Back pain will affect over 80% of us at some point in our lives. In fact, it’s thought to be the single greatest contributor to disability worldwide.
For decades, scientists have assumed that these back issues are linked to our evolutionary ability to walk upright. Now, a team of researchers from Simon Fraser University have shown that the more ‘human’ your spine, the greater your risk of certain ailments.
The team focused specifically on spondylolysis, a type of spinal stress fracture that typically affects the lower back. Touching one in every 20 people, it’s most often found in athletes, adolescents who over-train, and anyone involved in repetitive and strenuous sports.
“Because spondylolysis only occurs in humans and does not affect our great ape cousins, it has long been assumed to be the result of increased stress placed on our spine by our unique ability to walk upright on two legs,” explains Kimberly Plomp, a postdoctoral researcher in SFU’s Department of Archaeology. “However, there have been few attempts to test this hypothesis.”

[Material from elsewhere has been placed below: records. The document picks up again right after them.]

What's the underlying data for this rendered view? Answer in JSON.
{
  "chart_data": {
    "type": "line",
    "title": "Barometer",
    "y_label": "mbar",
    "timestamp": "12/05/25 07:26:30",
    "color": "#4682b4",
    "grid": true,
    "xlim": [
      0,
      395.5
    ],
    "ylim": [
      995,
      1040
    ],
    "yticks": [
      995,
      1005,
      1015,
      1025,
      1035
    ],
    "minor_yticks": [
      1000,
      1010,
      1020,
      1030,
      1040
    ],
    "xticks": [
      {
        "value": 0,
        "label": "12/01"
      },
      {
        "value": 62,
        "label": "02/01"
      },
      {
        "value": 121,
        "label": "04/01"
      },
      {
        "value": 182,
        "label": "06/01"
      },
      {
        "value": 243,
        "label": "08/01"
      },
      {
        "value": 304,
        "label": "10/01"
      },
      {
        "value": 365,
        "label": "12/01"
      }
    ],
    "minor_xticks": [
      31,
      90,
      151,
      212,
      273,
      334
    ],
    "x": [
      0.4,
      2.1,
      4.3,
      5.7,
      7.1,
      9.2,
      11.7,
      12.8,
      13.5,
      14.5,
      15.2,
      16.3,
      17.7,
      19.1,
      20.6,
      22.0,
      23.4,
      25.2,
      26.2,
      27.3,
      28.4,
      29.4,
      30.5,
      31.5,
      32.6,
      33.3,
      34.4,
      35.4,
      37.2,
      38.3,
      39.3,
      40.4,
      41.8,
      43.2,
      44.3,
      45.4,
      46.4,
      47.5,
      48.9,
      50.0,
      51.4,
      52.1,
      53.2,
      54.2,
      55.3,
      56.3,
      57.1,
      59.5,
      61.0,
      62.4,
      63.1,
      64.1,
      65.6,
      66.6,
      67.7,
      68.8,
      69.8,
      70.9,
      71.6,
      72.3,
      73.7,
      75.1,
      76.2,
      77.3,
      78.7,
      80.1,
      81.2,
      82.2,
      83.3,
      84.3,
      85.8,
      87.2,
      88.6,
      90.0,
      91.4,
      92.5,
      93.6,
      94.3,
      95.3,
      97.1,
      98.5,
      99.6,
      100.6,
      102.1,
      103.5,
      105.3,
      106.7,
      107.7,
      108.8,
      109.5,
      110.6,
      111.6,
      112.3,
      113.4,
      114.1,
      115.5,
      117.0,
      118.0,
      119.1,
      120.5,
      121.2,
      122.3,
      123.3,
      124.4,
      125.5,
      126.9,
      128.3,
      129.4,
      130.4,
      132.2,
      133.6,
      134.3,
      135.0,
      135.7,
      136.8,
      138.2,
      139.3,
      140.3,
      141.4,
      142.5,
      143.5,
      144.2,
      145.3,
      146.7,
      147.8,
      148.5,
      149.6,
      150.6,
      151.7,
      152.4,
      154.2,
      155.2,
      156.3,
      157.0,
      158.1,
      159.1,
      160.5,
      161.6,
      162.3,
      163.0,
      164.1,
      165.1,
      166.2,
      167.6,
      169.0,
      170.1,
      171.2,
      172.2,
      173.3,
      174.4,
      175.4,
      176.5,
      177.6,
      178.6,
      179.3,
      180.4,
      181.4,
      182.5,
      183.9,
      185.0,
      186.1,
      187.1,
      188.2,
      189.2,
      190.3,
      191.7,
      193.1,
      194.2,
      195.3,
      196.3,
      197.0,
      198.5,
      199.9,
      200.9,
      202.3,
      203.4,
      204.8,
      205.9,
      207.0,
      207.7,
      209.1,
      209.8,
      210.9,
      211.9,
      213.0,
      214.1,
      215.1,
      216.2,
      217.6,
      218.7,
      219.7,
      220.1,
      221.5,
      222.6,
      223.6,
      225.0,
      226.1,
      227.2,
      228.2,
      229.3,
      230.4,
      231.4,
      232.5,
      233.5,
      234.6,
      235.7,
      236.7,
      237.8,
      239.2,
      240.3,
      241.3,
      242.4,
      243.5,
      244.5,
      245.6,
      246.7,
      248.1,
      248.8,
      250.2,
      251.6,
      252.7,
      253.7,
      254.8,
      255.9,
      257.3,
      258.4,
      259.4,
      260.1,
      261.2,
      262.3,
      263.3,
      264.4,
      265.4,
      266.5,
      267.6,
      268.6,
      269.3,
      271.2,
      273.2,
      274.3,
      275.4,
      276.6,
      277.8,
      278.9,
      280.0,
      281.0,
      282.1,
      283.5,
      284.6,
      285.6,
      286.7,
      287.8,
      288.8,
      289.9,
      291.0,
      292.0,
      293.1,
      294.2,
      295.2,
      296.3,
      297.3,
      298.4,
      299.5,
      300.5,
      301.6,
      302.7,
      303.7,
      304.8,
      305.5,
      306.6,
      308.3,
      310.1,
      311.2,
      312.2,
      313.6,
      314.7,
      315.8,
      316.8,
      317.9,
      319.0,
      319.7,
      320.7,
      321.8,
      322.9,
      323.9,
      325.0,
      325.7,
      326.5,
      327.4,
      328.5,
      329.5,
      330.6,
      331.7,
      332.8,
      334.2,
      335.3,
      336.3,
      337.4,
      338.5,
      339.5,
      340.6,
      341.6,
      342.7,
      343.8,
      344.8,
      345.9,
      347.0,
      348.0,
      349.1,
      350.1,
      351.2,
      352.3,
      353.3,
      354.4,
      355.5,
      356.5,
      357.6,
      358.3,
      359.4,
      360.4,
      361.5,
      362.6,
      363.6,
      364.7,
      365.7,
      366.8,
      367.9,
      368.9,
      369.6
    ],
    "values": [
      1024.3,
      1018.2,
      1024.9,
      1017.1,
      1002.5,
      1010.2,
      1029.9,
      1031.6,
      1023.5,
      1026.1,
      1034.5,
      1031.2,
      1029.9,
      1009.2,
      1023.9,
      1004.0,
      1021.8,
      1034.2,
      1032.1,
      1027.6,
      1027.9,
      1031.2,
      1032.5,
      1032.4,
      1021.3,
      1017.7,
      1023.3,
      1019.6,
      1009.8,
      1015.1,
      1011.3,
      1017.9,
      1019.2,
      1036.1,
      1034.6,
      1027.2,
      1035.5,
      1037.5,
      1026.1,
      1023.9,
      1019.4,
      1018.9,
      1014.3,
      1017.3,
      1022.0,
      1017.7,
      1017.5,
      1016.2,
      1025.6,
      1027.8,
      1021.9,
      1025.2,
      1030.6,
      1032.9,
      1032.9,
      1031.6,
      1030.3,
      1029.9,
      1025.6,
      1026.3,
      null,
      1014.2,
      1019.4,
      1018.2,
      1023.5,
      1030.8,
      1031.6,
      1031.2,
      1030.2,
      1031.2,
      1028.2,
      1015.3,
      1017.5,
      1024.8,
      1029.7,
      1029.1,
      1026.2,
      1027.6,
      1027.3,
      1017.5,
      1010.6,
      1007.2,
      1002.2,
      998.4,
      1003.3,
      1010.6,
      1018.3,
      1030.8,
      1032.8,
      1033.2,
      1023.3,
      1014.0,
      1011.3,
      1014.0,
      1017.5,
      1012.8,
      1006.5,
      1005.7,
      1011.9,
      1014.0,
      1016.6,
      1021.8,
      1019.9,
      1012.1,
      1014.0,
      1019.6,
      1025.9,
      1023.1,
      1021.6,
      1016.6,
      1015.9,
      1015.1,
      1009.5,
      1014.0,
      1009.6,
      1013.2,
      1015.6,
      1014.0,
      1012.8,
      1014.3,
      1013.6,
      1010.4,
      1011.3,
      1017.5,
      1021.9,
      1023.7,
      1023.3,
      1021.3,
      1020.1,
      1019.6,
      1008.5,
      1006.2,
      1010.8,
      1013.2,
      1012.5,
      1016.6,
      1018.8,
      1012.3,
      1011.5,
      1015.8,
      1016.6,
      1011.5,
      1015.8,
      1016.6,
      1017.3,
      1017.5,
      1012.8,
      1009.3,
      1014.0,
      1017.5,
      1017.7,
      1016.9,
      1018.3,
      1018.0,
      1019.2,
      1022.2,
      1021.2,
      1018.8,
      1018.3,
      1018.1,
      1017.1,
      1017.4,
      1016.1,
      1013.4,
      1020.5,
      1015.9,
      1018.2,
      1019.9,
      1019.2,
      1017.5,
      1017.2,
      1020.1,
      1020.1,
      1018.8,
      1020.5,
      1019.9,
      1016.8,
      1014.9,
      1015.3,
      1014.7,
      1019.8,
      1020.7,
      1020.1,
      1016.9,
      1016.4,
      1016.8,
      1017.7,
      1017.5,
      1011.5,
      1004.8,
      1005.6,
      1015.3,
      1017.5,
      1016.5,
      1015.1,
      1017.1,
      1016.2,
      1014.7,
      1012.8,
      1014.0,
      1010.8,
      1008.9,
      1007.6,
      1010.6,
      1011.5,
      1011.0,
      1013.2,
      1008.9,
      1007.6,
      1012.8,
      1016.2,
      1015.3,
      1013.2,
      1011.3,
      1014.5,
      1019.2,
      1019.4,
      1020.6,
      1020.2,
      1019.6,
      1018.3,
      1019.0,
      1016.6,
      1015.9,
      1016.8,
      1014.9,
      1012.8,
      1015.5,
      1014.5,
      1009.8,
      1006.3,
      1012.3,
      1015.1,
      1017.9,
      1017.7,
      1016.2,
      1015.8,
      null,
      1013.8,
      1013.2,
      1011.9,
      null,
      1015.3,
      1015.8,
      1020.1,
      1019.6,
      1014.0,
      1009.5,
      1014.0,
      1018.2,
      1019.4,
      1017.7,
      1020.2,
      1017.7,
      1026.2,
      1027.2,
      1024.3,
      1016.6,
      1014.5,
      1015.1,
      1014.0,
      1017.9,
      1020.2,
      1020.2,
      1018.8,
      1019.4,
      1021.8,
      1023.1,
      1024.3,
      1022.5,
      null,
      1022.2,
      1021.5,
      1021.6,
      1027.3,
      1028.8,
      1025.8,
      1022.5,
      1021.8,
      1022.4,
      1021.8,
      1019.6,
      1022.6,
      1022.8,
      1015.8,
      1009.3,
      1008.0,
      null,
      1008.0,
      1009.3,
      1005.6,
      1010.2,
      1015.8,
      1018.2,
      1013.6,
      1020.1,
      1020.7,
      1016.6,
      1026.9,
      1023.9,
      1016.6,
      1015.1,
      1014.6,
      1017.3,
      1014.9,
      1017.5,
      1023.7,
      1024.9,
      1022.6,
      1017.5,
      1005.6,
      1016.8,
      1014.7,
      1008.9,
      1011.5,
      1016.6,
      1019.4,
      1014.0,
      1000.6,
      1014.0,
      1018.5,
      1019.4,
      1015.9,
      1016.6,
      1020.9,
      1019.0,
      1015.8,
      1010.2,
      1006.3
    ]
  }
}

So, the team set out to learn more. Working with samples from natural history museums across the globe, the team compared lower back vertebrae in humans with and without spondylolysis to the same bones in our great ape cousins.
Using advanced 3D mapping techniques, they studied the final lumbar vertebrae from 176 adult humans, chimpanzees, gorillas, and orangutans.
Among a variety of subtle shape differences they found a marked distinction. Compared to healthy humans, those with spondylolysis had vertebrae with a pronounced wedge shape: taller at the front than the back.
Meanwhile, healthy human vertebrae showed a less dramatic wedge shape, putting them closer to the vertebrae of the great apes.
The ‘wedge’ and the resulting curve in our spine helps us walk upright, on two legs rather than four. But the exaggerated adaption in those with spondylolysis means greater stress on the lower back, and a greater risk fractures.
“We can picture vertebral shape variation in humans as a spectrum with one end having vertebrae with an ancestral shape and the other end having vertebrae with exaggerated bipedal adaptations,” says Mark Collard, SFU archaeology professor and the senior author of the study. “Where an individual’s vertebrae lie within this distribution has a bearing on their spinal health.”
While ‘ancestral’ vertebrae come with their own problems, these researchers are the first to clearly link vertebrae shape, walking upright, and spine health. In time, this could have important implications for the prevention and management of back pain.